Davy Crockett Would Have Carried An IPhone Not What You Gave Him
By Mark Wilcox - CTO - Oracle Consulting Security-Oracle on Mar 29, 2009
I am a huge fan of Davy Crockett. He is the most famous of the volunteers who fought and died at The Alamo as part of Texas Independence. The fighters for Texas Independence were for the most part volunteers who simply showed up for the cause.
And it occurred to me, they were similar to employees in a modern IT environment. I don't mean employees are set to fight for a particular cause but rather, increasingly they are more apt to show up and want to use what they own instead of what IT gives them.
For the most part this isn't because they are necessarily rebellious but rather the truth is that as Moore's law has progressed across all boundaries including computers, bandwidth and telephones what is accessible external to employees is often better than what IT provides.

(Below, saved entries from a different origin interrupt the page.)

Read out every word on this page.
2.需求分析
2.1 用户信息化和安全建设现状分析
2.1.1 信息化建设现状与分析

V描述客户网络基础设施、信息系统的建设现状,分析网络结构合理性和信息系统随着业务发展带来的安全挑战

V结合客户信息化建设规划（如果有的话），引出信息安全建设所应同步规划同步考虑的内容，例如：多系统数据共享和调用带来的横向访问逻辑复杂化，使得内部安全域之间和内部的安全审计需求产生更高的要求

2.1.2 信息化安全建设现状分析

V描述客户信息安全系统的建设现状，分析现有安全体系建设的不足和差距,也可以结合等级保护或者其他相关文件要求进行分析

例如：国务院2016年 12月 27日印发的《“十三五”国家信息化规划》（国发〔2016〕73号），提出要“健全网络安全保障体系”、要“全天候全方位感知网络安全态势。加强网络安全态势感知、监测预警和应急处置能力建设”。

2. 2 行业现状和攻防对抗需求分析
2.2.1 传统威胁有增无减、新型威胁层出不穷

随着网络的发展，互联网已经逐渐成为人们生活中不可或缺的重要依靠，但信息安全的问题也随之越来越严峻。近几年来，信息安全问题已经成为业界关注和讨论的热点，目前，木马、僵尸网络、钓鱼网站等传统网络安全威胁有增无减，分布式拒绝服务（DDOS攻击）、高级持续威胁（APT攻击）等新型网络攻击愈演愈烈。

Thus just as Davy Crockett carried "Old Betsy" as his own rifle because it was better than what the Texas army could have given him (which given the lack of finances was just as likely to be a spear), employees - in particular those are in the field - will be more apt to want to use personal tools that make them more productive.

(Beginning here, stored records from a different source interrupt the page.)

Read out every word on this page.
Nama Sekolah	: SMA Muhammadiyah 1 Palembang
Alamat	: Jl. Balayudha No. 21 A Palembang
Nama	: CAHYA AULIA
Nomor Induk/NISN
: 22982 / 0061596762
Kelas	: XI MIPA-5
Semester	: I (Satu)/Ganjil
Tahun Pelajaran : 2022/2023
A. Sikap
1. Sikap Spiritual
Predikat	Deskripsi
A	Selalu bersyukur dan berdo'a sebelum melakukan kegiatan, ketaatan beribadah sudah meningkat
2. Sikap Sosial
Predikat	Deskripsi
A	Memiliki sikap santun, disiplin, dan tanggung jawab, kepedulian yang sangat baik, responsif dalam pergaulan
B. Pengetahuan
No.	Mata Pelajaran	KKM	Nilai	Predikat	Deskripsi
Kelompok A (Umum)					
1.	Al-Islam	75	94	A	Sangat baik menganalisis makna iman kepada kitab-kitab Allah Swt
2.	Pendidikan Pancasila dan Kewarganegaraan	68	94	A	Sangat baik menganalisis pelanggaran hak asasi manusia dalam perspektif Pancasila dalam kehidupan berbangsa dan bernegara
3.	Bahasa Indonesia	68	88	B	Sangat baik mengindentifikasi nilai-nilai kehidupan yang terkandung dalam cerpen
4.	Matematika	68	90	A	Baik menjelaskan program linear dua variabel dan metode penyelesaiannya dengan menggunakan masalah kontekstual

This isn't necessarily the ultra-high end (e.g. Apple Air Book) but simply could be a device that does what they want but is much more mobile such as a netbook (I just picked up one from my local Walmart for < $300. Target had a similar deal). While the initial netbook was a stop-gap for the wife - I'm anticipating getting another one so that I can take one with me on the road. That's because while I need the horsepower of my laptop for some things - when I visit HQ, most of the day I'm going to meetings with occasional chances to see email. The netbook is much better to setup at the office & carry (since I much prefer electronic notes than paper) instead of lugging around the laptop.
Additionally beyond the netbook phenomenon - the mobile phone devices are getting more capabilities. The iPhone has around a 600 Mhz chip. I read that there is now a 1Ghz mobile chipset. We're getting real computing power on the telco edge. This has profound implications not only for phones but that means faster chips are going to be available for all sorts of purposes we haven't even imagined yet.
I won't address how much flexibility your IT organization should give in terms of devices but rather will give some thoughts on how to use identity management to adapt to this type of environment.
And this requires to change a fundamental assumption about computer access --
Assume people are mobile - both in terms of location & device.
Thus you should begin adjusting requirements. For example - its time to break the addiction thinking that just to get access to IT resources they need to log into a Windows domain. Instead focus on network-based services such as file shares & network mail (whether Web and/or IMAP based).
Accept that federation (such as SAML) is not just SSO between your company and a remote service but really about SSO between domains that do not control the other. Sometimes that is going to be an external partner but it could also be another business unit.
And of course you should work to abstract your identity data from your applications by using identity virtualization.